Пол небрежно обнял Тычка и Бочку за плечи.
— Скажу тебе, Тычок, старина, — придет день, и ты встанешь на колени и от всего сердца поблагодаришь старину Поли, чесслово. Если у тебя, конечно, есть сердце. Выше нос, парень! Не смотри так, будто это еще одни похороны, нахер. Это ведь просто бумага. А? Это просто бумага, сынок, вот и все. А? Я прав? Еще бы не прав: я дело говорю, сам знаешь.
Бочка скрестил на груди мясистые руки и ничего не сказал: пусть Пол говорит, а я погляжу. Зато старина Тычок, похоже, вот-вот заревет. Аж задыхается, гляньте.
— Ради Христа, Пол… — стонал Тычок. — Не делай этого, пожалуйста. Я тебя умоляю. Просто отдай их мне, говорю же. А? Я их продам — я знаю, что продам.
— И я знаю. Тычок, — ласково настаивал Пол. — Вот почему это надо сделать. Сколько раз мы такое проворачивали, а? Я даю их тебе, ты тут же вчехляешь их — да, какому-нибудь слепому придурку и, типа, веселишься. Что ж, скажу я тебе, сынок, — посмотрим, как ты будешь смеяться, когда копы дадут тебе пинка под зад, посмотрим. Ты ж отсидел уже — тебе теперь двенадцать лет светит. Да я тебя от тебя самого спасаю, ясно, Тычок? Ты же не думаешь, что я собираюсь полезное барахло сжечь, а? Кто я, по-твоему, Тычок? А? Идиот, что ли?
Уголки Тычкова рта опустились, и он пожал плечами в неизбежном согласии. Потому как да, это правильно, чё Пол говорит, — и да, это все уже, бля, не первый раз. Но я вам говорю — я прям не знаю, смогу ли на это смотреть — не знаю, как выдержу. Но я должен убедиться, что это произошло, сечете? Нет — ничё не могу объяснить, не могу. Давайте просто сделаем это, раз уж собрались.
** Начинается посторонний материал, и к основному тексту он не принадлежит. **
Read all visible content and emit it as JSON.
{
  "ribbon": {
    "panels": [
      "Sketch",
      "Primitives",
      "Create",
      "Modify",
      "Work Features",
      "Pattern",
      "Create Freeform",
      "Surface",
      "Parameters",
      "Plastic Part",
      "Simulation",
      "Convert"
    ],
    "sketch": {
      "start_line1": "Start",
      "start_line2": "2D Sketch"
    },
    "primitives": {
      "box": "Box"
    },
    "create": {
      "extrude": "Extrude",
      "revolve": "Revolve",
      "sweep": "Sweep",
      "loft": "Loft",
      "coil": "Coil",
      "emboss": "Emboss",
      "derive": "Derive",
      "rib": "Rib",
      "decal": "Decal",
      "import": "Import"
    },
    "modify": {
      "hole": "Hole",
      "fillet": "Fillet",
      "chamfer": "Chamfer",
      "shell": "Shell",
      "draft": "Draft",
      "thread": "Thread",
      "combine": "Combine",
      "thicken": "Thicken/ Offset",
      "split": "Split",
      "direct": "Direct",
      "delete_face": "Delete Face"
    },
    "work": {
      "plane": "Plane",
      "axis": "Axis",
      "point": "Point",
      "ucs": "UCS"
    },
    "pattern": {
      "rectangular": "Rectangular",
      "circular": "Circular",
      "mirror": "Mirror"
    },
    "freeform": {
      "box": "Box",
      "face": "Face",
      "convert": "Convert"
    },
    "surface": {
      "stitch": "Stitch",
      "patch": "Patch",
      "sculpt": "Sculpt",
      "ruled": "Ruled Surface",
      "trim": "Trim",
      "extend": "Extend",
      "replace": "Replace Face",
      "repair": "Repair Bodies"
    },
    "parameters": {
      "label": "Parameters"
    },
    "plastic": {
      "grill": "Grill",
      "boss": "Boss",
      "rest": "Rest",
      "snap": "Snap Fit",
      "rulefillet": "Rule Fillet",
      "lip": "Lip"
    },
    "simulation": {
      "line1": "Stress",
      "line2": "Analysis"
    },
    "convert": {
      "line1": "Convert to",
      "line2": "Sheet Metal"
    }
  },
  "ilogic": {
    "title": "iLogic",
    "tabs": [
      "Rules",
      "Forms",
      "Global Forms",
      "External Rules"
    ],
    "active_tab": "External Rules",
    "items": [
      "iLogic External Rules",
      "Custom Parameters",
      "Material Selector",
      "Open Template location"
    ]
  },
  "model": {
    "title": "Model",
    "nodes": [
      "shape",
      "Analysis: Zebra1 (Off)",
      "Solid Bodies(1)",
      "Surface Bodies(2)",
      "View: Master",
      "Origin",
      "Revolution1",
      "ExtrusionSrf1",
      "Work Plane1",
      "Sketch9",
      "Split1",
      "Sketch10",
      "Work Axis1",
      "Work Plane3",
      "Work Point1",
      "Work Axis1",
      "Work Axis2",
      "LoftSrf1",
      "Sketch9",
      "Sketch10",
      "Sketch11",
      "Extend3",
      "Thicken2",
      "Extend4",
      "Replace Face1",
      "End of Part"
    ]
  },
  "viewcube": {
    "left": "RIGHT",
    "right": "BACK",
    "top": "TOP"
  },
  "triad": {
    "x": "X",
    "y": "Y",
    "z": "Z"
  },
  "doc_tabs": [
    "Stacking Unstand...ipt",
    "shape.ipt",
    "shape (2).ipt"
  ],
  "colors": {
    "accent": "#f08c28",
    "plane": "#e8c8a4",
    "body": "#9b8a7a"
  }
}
Пол расстегнул молнию на синей виниловой сумке, и вот они: толстые новехонькие пачки прекрасных (блядь, думал Тычок, — они прекрасны, правда прекрасны) пятидесятифунтовых банкнот — точно бронзовые и медные бумажные кирпичи. Пол бросил их в котел (и не пытайтесь — даже не пытайтесь узнать, сколько у нас тут было: говорю же — это разобьет вам сердце) и попрыскал на них бензином для зажигалок, а потом очень быстро (потому как Полу, честно говоря, — ему все это тоже совсем не нравилось) бросил внутрь спичку, и все трое попятились, услышав приглушенный рев, и языки пламени вырвались наружу, вверх, и прямо-таки слышно было, как они пожирают денежные пачки. Поплыл запах, отвратительный и притягательный разом — все сгорело на удивление быстро. Бочка уже мешал почерневший хрустящий пепел деревянной ложкой, взлетевшая копоть осела на крылья его горячего и потного носа.
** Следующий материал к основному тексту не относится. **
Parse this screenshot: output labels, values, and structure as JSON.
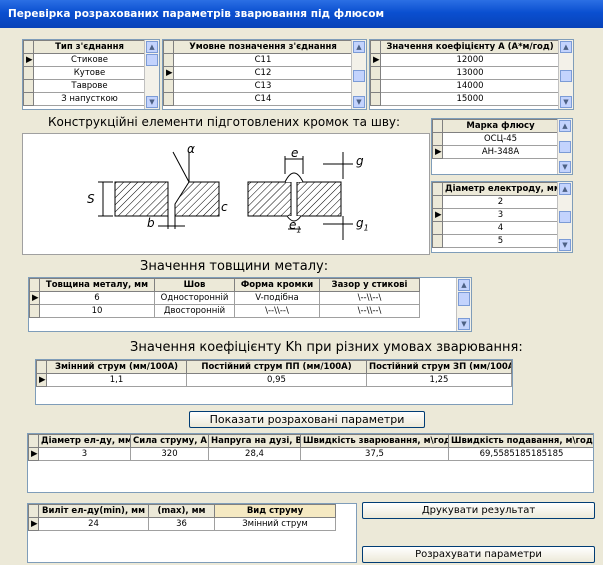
{
  "window": {
    "title": "Перевірка розрахованих параметрів зварювання під флюсом"
  },
  "joint_type": {
    "header": "Тип з'єднання",
    "rows": [
      "Стикове",
      "Кутове",
      "Таврове",
      "З напусткою"
    ],
    "selected": 0
  },
  "joint_designation": {
    "header": "Умовне позначення з'єднання",
    "rows": [
      "С11",
      "С12",
      "С13",
      "С14"
    ],
    "selected": 1
  },
  "coefficient_a": {
    "header": "Значення коефіцієнту  А  (А*м/год)",
    "rows": [
      "12000",
      "13000",
      "14000",
      "15000"
    ],
    "selected": 0
  },
  "section_edges": {
    "label": "Конструкційні елементи підготовлених кромок та шву:"
  },
  "flux": {
    "header": "Марка флюсу",
    "rows": [
      "ОСЦ-45",
      "АН-348А"
    ],
    "selected": 1
  },
  "electrode": {
    "header": "Діаметр електроду, мм",
    "rows": [
      "2",
      "3",
      "4",
      "5"
    ],
    "selected": 1
  },
  "drawing_labels": {
    "s": "S",
    "b": "b",
    "alpha": "α",
    "c": "c",
    "e": "e",
    "g": "g",
    "e1": "e",
    "e1_sub": "1",
    "g1": "g",
    "g1_sub": "1"
  },
  "thickness": {
    "label": "Значення товщини металу:",
    "headers": [
      "Товщина металу, мм",
      "Шов",
      "Форма кромки",
      "Зазор у стикові"
    ],
    "rows": [
      [
        "6",
        "Односторонній",
        "V-подібна",
        "\\--\\\\--\\"
      ],
      [
        "10",
        "Двосторонній",
        "\\--\\\\--\\",
        "\\--\\\\--\\"
      ]
    ],
    "selected": 0
  },
  "kh": {
    "label": "Значення коефіцієнту Kh при різних умовах зварювання:",
    "headers": [
      "Змінний струм  (мм/100А)",
      "Постійний струм ПП (мм/100А)",
      "Постійний струм ЗП (мм/100А)"
    ],
    "rows": [
      [
        "1,1",
        "0,95",
        "1,25"
      ]
    ]
  },
  "show_button": {
    "label": "Показати розраховані параметри"
  },
  "results": {
    "headers": [
      "Діаметр ел-ду, мм",
      "Сила струму, А",
      "Напруга на дузі, В",
      "Швидкість зварювання, м\\год",
      "Швидкість подавання, м\\год"
    ],
    "rows": [
      [
        "3",
        "320",
        "28,4",
        "37,5",
        "69,5585185185185"
      ]
    ]
  },
  "extension": {
    "headers": [
      "Виліт ел-ду(min), мм",
      "(max), мм",
      "Вид струму"
    ],
    "rows": [
      [
        "24",
        "36",
        "Змінний струм"
      ]
    ]
  },
  "print_button": {
    "label": "Друкувати результат"
  },
  "calc_button": {
    "label": "Розрахувати параметри"
  }
}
— Ну, — сказал он, — вот, бля, и все…
Да, подумал Пол: да. Но это правильно, чё я сделал, — и я скажу вам, почему. Тычок, да, — сколько он ко мне приставал? До, типа… ну, блин, как вы это называете-то? Нечастный случай? Так, что ли? (Ладно — вы, короче, просекли, о чем я, — когда Лукас помер). Раньше я мог, типа, держать это под контролем, да? Управляться с ним. Слышь, говорил я (вы, может, сами слышали, как это было), нам тут хорошо, да? И это нам больше не нужно, так? А? Это старое барахло. И он вроде как заткнулся — но я-то знал, да? Прекрасно знал. Что в черепушке у него по-прежнему кипит. А потом он начал: ну скажи мне, Поли, куда подевалась твоя хорошая жизнь, а? Я скажу тебе, куда, Поли, — утекла в ту дырку в подвале, вместе с Лукасом, вот, бля, куда она подевалась: и никто не хочет занять его место, да? Чудаки вроде Лукаса — такие встречаются один на тысячу. Да. Я не стал напоминать Тычку, что по справедливости ему причитается третья доля всего, что нам досталось (меня это до сих пор, знаете, душит: каким Лукас, говорю я вам, — был сокровищем. Потому что прежде мне никто ничего не давал). Но нет — он, Тычок, хорошо все обдумал. Я, говорит, пас. Я больше не хочу, бля, прибираться и для Бочки фрукты с овощами таскать. Да? Я ему говорю: да? Ну, что-то раньше ты об этом не заикался. А он такой: может быть, но это было раньше. И да, он прав, старина Тычок: теперь все совсем по-другому.